Er zal toch niets gebeurd wezen dat er de oorzaak van is, dat de Heere Jezus nog niet terug gekomen is? Nee, daar hoeft niemand bang voor te wezen. Het loopt Hem niet uit de hand. Maar de oorzaak van Zijn uit blijven is, dat de vangst nog niet binnen is. De netten moeten tot op de laatste vis vol. Pas dan komt de Heere Jezus terug.
Beseffen we dat wel? Dat het Gods lankmoedigheid is dat de Heere Jezus nog niet teruggekomen is? Dat elk en een ieder die Hij Zijn Vader heeft gekocht met de prijs van Zijn Bloed eerst `binnen` moet zijn? Pas dan, maar dan zeker, zullen we Hem zien wederkomen. Hij is `uitgevaren` om rijke buit te maken en eerder komt Jezus niet terug.
Dat is maar goed ook! Want stel eens dat er nog zouden zijn die er wel bij horen, maar toch buiten de vangst vallen? Stel dat u dat of jij dat zou zijn. Dan heb je tevergeefs op Hem gewacht. Dan word je door Hem teleurgesteld. Dan zeg je `Hij beloofde het wel, maar Hij deed het niet`. Zeg nou zelf: dat kan toch niet? Dat mogen we toch niet van Hem denken? Hij zal toch allen in de hemel brengen als Hij terug komt? Allen, die vaak aan de `havenmond` staan met de hand boven de ogen, verlangend om een glimp van Hem op te vangen? Allen die de bede bidden `Hoe lang nog HEERE`?

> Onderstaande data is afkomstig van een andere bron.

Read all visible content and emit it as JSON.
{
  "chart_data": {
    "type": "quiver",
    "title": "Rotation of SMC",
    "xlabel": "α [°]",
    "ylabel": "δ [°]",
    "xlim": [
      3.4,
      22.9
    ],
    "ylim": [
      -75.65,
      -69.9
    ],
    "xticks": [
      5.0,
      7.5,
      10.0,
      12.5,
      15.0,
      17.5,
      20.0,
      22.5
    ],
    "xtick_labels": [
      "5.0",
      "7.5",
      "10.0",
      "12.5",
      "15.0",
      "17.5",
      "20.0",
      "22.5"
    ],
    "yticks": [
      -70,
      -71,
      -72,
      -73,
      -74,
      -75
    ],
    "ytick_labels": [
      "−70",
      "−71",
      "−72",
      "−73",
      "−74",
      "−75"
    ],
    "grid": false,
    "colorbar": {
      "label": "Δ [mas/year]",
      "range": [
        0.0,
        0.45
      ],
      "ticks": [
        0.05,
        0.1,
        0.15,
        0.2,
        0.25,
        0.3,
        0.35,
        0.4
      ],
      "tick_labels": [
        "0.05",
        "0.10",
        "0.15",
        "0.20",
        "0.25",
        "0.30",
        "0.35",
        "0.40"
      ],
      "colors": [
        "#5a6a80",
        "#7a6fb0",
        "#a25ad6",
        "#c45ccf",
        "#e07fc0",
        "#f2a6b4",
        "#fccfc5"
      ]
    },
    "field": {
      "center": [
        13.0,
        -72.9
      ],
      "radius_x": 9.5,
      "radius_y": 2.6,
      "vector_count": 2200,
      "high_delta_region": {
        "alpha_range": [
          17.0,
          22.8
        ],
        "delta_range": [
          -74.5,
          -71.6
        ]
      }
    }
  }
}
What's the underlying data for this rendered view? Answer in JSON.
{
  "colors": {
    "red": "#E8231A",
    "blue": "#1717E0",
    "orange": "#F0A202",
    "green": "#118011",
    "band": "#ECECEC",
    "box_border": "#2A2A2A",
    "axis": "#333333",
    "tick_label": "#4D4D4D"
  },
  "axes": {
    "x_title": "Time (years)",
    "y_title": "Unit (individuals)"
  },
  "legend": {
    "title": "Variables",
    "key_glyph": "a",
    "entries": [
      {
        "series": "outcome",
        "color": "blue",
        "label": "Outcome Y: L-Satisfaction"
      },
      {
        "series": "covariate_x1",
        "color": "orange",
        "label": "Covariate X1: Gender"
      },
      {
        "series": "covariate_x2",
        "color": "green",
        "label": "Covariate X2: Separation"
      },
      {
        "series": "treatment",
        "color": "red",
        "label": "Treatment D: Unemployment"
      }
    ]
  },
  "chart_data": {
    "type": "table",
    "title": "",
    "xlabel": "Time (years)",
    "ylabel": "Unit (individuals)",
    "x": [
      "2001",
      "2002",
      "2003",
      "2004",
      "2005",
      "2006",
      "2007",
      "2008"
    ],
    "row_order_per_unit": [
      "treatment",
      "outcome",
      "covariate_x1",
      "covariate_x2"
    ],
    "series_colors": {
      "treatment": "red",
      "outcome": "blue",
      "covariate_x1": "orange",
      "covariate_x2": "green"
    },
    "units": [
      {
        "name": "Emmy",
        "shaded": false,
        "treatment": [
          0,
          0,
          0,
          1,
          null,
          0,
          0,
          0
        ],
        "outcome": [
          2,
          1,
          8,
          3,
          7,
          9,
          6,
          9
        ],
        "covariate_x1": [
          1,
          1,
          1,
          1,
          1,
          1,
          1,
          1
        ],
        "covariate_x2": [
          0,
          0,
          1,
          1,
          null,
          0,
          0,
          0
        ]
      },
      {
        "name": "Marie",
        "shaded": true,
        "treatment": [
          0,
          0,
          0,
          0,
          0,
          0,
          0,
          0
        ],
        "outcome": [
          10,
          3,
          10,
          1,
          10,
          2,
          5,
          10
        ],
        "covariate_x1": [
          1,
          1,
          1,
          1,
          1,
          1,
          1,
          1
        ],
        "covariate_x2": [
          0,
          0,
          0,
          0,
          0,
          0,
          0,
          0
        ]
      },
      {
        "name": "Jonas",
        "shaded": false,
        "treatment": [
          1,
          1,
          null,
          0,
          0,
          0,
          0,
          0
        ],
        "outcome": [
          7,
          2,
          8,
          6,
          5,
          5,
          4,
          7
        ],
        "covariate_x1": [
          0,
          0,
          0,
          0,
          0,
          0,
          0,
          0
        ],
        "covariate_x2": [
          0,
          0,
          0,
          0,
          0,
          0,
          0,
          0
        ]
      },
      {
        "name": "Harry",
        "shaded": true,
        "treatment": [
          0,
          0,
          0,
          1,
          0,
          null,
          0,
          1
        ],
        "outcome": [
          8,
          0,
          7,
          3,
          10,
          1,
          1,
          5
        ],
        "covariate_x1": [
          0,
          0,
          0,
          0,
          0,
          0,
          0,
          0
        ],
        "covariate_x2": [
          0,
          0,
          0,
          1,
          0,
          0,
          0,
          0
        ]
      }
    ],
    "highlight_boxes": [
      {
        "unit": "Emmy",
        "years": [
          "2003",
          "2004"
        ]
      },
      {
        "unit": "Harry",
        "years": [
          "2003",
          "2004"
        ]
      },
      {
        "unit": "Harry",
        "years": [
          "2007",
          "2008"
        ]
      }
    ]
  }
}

Het is Goede Vrijdag, Pasen, Hemelvaart en Pinksteren geweest. De belofte heeft geklonken uit de mond van de engel: `Deze Jezus, ALZO…..`! Er ligt nog slechts een heilsfeit in het verschiet: Jezus wederkomst.
Daarom lezer en lezeres: `De hand boven de ogen`! Uitziend naar de laatste vervulling van Gods beloften door de engel: Jezus wederkomst. De HEERE geve dat we bij dat Hem verwachtende volk behoren. Want alle andere verwachting slaat te pletter op de klippen. Dan blijft er van ons levensschip enkel wat brandhout over. Maar Die de HEERE verwachten zullen niet beschaamd worden`.